Ils ont parfois des raisons de le croire, puisque les exigences de confidentialité relative à la santé de tout citoyen font que l’on communique très peu en la matière. Et pourtant, on peut mieux comprendre la politique des évacuations si l’on quitte la posture des auteurs de polémiques et de prises de position passionnelle. On s’aperçoit alors des efforts fournis par le gouvernement. Un coup d’œil sur les délibérations du Conseil des ministres du 26 juin 2013.
En cette séance, le gouvernement a, en effet, adopté un rapport relatif à la situation des évacuations sanitaires à l’extérieur du Burkina Faso. Il ressort de ce rapport que le Burkina Faso a fait 106 évacuations en 2011 et 167 en 2012, soit une augmentation de 57,5%. La prise en charge a coûté en 2011, la somme d’un milliard deux cent vingt six millions six cent trente deux mille neuf cent trente huit (1 226 632 938) F CFA et en 2012, un milliard deux cent quarante huit millions quatre vingt cinq mille deux (1 248 085 002) F CFA.
Ce rapport, qui n’a pas passé sous silence les difficultés rencontrées dans la gestion de ces évacuations sanitaires, propose des solutions, avec un plan de mise en œuvre.
Les raisons du recours à l’étranger
Certes, la santé relève du social mais les actes, qui la régissent, prennent souvent une dimension politique. La gestion des évacuations de malades à l’étranger n’y échappe guère.
Ainsi, certaines maladies rares nécessitent que le gouvernement ou des individus bien nantis, s’adressent aux hôpitaux étrangers pour des soins appropriés.
Selon le Pr Y Abel Bessin Bamouni, secrétaire permanent du Conseil national de santé (CNS), les évacuations sanitaires vers la France, précisément à Paris, datent depuis le temps du Dr Levasseur… Elles se sont progressivement réorientées vers la Côte d’Ivoire avant de s’étendre au Maghreb en 2008.

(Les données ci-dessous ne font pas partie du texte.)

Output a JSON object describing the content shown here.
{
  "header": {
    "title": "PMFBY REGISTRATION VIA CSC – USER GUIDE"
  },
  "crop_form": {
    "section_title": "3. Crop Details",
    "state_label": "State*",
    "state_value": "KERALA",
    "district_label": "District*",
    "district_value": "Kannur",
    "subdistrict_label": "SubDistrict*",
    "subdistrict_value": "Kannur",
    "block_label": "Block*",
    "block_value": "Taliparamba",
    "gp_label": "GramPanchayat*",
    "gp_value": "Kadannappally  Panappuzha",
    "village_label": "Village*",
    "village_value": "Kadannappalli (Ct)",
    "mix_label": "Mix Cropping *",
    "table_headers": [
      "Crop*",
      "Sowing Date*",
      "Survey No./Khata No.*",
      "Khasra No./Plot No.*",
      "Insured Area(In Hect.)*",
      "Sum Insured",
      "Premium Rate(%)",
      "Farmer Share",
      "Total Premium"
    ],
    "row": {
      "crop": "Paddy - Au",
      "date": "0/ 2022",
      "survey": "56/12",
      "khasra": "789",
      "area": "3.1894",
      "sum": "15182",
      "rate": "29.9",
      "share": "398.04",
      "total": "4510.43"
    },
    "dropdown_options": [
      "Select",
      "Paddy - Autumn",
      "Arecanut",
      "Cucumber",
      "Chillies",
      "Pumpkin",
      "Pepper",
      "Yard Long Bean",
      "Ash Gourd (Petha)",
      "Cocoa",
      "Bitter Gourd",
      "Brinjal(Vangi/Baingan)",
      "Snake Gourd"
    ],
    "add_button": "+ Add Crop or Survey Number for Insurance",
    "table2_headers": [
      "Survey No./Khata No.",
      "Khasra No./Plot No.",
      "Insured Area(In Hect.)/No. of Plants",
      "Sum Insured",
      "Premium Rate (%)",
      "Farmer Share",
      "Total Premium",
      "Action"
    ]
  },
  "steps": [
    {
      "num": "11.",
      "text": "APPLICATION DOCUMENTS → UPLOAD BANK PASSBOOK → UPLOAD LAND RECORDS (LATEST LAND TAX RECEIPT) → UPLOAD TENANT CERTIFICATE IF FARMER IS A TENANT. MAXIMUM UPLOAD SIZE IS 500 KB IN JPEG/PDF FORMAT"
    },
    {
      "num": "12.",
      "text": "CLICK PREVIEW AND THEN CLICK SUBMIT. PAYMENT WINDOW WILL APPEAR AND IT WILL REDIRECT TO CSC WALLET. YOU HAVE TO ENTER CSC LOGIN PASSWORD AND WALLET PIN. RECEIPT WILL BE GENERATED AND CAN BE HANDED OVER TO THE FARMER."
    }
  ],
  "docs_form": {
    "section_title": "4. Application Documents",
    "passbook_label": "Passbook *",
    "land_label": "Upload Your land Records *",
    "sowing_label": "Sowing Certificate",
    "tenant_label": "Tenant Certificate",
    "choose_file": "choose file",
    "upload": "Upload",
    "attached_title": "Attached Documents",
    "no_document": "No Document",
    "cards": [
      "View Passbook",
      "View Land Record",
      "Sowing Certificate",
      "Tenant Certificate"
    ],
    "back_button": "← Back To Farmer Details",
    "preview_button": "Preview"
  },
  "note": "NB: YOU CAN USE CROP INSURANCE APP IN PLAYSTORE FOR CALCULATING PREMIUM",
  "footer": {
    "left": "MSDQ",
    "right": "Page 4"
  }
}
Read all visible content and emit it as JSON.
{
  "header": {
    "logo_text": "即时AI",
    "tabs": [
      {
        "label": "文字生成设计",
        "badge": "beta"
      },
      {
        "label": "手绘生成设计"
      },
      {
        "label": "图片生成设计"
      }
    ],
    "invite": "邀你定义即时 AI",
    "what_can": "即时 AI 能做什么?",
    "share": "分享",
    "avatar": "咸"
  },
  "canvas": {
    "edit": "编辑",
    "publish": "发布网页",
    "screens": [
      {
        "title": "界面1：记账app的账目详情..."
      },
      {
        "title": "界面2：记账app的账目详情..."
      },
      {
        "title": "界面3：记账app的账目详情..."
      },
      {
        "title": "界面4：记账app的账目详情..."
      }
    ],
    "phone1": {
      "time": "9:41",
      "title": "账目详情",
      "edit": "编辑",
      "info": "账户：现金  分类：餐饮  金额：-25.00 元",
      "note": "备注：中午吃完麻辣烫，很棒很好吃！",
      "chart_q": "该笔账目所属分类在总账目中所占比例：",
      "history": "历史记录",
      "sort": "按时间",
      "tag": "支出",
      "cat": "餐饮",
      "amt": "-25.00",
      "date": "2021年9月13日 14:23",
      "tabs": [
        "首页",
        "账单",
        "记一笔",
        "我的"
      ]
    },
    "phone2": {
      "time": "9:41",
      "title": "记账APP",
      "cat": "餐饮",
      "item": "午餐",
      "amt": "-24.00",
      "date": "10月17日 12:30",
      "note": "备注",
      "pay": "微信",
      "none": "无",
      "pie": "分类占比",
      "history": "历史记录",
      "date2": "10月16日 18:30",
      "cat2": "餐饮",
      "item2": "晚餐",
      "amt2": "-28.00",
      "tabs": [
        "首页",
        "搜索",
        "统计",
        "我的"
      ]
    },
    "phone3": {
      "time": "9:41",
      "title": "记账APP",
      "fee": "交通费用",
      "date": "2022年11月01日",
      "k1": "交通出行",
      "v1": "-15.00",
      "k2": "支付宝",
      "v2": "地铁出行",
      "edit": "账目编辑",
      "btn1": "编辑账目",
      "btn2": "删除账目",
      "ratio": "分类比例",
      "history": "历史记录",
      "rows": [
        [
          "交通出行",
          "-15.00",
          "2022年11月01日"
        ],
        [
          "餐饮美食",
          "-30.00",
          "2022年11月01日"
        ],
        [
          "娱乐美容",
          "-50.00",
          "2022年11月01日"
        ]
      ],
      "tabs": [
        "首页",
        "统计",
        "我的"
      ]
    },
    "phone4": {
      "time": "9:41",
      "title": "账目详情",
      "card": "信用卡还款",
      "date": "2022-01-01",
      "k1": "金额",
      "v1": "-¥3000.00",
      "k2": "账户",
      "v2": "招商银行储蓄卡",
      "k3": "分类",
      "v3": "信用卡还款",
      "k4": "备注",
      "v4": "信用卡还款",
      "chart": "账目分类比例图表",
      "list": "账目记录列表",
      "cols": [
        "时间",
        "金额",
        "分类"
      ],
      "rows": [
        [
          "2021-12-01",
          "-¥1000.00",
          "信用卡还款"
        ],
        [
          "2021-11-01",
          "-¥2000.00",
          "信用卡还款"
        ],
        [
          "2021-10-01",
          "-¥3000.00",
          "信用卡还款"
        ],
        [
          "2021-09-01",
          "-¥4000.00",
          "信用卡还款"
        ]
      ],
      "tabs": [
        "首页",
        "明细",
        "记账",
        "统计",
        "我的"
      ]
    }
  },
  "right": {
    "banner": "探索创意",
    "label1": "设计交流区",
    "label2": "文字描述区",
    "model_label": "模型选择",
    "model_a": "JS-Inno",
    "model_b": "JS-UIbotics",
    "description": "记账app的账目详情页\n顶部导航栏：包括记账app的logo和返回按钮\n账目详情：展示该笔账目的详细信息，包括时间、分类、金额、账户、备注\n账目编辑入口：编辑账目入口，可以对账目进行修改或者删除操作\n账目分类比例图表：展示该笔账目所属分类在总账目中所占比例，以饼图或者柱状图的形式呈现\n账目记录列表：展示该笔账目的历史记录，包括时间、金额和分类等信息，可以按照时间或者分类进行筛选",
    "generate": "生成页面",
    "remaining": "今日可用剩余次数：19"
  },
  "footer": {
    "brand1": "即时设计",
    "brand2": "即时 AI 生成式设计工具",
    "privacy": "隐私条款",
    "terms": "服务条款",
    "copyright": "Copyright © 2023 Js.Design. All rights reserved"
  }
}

Cet élargissement du champ d’évacuation est intervenu à la faveur d’une réorganisation des conventions de partenariats avec les structures d’accueil. Dans ce cadre, les premières conventions de partenariats ont été signées en 2008 avec la France, le Maroc en 2011, la Polyclinique Errahma en Tunisie en 2012. Par ailleurs, des partenariats ont été conclus avec plusieurs autres pays en 2013 : (Polyclinique Anne Marie en Côte d’Ivoire, SGMC au Ghana, l’hôpital américain de Paris, etc.). « L’objectif visé est de diversifier nos partenaires à la recherche des soins de qualité à moindre coût », a justifié le Pr Bamouni.
Ainsi, en 2013, au total, 50 patients ont été évacués sur la France, pendant que vers le Maroc on en dénombre 43, vers la Tunisie 41 dont 22 sur Errahma... On note cependant que des médecins burkinabè sont réticents aux évacuations vers les pays du Maghreb. La raison est la méconnaissance des plateaux techniques de ces pays et la qualité des médecins de cette région de l’Afrique. « Cela s’explique par le fait que presque tous nos spécialistes ont été formés en France », estime le Pr Bamouni.
Le coût moyen d’une évacuation vers la Tunisie est d’environ dix millions (10 000 000) de francs CFA par patient contre vingt cinq millions (25 000 000) de francs environ suivant la pathologie en France. Au Maroc, en fonction de la pathologie, ce montant est en moyenne de dix huit millions (18 000 000) de francs CFA.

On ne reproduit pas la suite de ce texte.